Au croisement des des tiers lieux, de l’ESS, de l’innovation sociale

la « Fabrique citoyenne » un projet initié par la Scop Sapie

Lassés de répondre à des appels d’offre toujours plus « étriqués », de plus en plus mal à l’aise dans leur rôle de « consultants » et bien décidés à poursuivre l’aventure de la Scop créée il y a vingt-cinq ans, les coopératrices et coopérateurs de Sapie ont décidé de changer de métier et d’expérimenter un nouveau concept élaboré collectivement lors de deux séminaires stratégiques : la Fabrique Citoyenne.


L’objet de cette nouvelle entité coopérative (à terme, une SCIC issue de la transformation de la Scop actuelle…) sera de « fabriquer » de l’innovation sociale et citoyenne dans des systèmes territoriaux composés de grappes de villes avec les territoires ruraux qui y sont associés en mettant en œuvre plusieurs approches complémentaires…

  • Initier et incuber des projets innovants de coopératives « de services pratiques », d’habitat collectif, de solidarité culturelle… portées et gérées par des citoyens qui veulent en garder la maîtrise politique (co-production et gouvernance partagée) et économique (pas de subventions publiques, du moins dans un premier temps…).
  • Offrir une logistique administrative, financière et organisationnelle qui permette d’héberger des membres actifs bénévoles, des volontaires indemnisés et des salariés à temps partiel (coopérateurs de Sapie) avec des financements basés principalement sur la participation des membres des groupes projet (cotisation mensuelle versée par les sociétaires qui développent leur projet), des fonds apportés par des fondations et/ou des dons apportés par des philanthropes, des appels à projet européens, sans oublier l’hypothèse de recourir à terme à 20% de financements en monnaie complémentaire (SOL).
  • Mutualiser une offre de formation et d’éducation citoyenne (éducation populaire) permettant à tous les adhérents de la SCIC de développer leur capacité d’agir (donc de comprendre). Cette offre de formation pourra être financée de manière classique par la formation continue mais aussi sous la forme d’échanges réciproques de savoirs.
  • Fonctionner à terme, comme un consortium (coopérative de deuxième niveau dans le modèle italien des coopératives sociales) fédérant des coopératives locales qui auront pris leur autonomie juridique et mutualisant des moyens à leur profit.

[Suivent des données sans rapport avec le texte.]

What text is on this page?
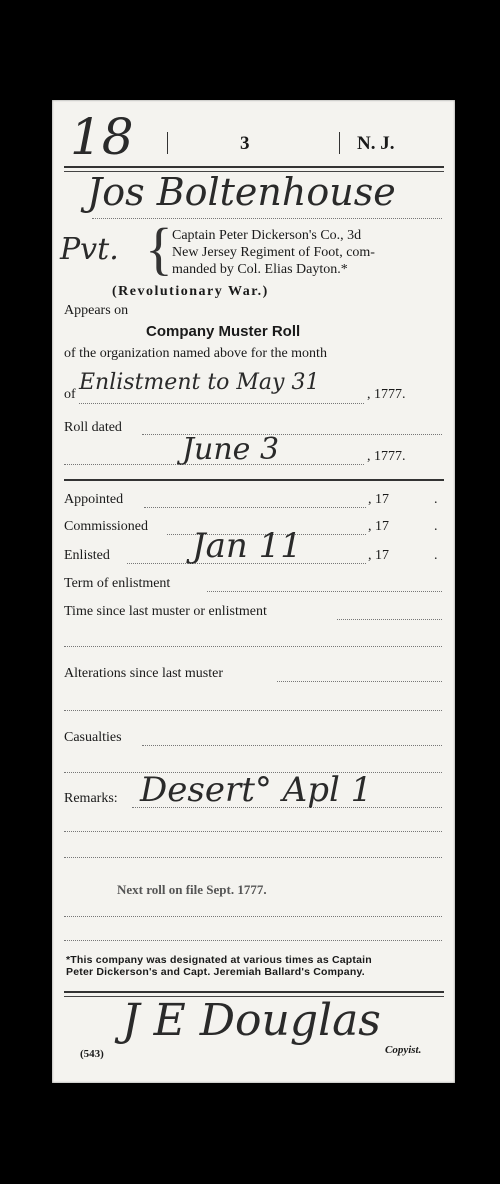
18	3	N. J.
Jos Boltenhouse
Pvt. { Captain Peter Dickerson's Co., 3d
New Jersey Regiment of Foot, com-
manded by Col. Elias Dayton.*
(Revolutionary War.)
Appears on
Company Muster Roll
of the organization named above for the month
of Enlistment to May 31	, 1777.
Roll dated
June 3	, 1777.
Appointed	, 17	.
Commissioned	, 17	.
Enlisted Jan 11	, 17	.
Term of enlistment
Time since last muster or enlistment
Alterations since last muster
Casualties
Remarks: Desert° Apl 1
Next roll on file Sept. 1777.
*This company was designated at various times as Captain
Peter Dickerson's and Capt. Jeremiah Ballard's Company.
J E Douglas
(543)	Copyist.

au service de cinq thématiques principales :

  • Habiter autrement : initiation et soutien aux projets d’habitat coopératif qui peut apporter des réponses innovantes à la crise du logement, aux enjeux de mixité sociale et de réhabilitation du vivre ensemble dans l’habitat collectif tout en ouvrant des pistes fécondes pour une réflexion sur le vieillissement et l’hébergement à venir de la génération du Baby-boom qui ne pourra se satisfaire de l’offre actuelle (maisons de retraite et EHPAD classiques)…
  • Consommer autrement : initiation et soutien aux projets de circuits-courts, de consommation collaborative, de recyclage et de monnaies complémentaires se développant notamment grâce aux réseaux sociaux…
  • Voyager (se déplacer) autrement  : initiation et soutien aux projets de co-voiturage, d’auto-partage de développement de l’usage du vélo et de la marche en ville…
  • Travailler autrement : initiation et soutien au développement d’espaces de co-working, de coopératives d’activité et d’emploi, d’incubateurs d’entreprises socialement innovantes, de couveuses d’initiatives agricoles et plus généralement aux initiatives entrepreneuriales coopératives qui associent les salariés à la destinée de leur outil de travail (dans les SCOP) et le cas échéant à leurs partenaires usagers et collectivités publiques (dans les SCIC) …
  • Faire société autrement : initiation et soutien aux initiatives explorant une plus grande implication des citoyens dans la vie de la Cité, comme celles de créer à l’échelle des bassins de vie, des coopérative de services publics qui associeraient à leur conception (design social) et à leur gestion les usagers, les collectivités et les opérateurs, ouvre des perspectives extrêmement intéressantes…

Le projet

Ebauchée sommairement comme base de réflexion, la première version (ci-dessus) du concept imaginait de créer une structure capable d’initier, d’incuber ou proposer une offre intellectuelle et logistique mutualisée (conseil, administration, financements, animation, formation, R&D…) à des initiatives citoyennes locales engagées dans une logique de transition pour travailler autrement, consommer autrement, habiter autrement, bouger autrement.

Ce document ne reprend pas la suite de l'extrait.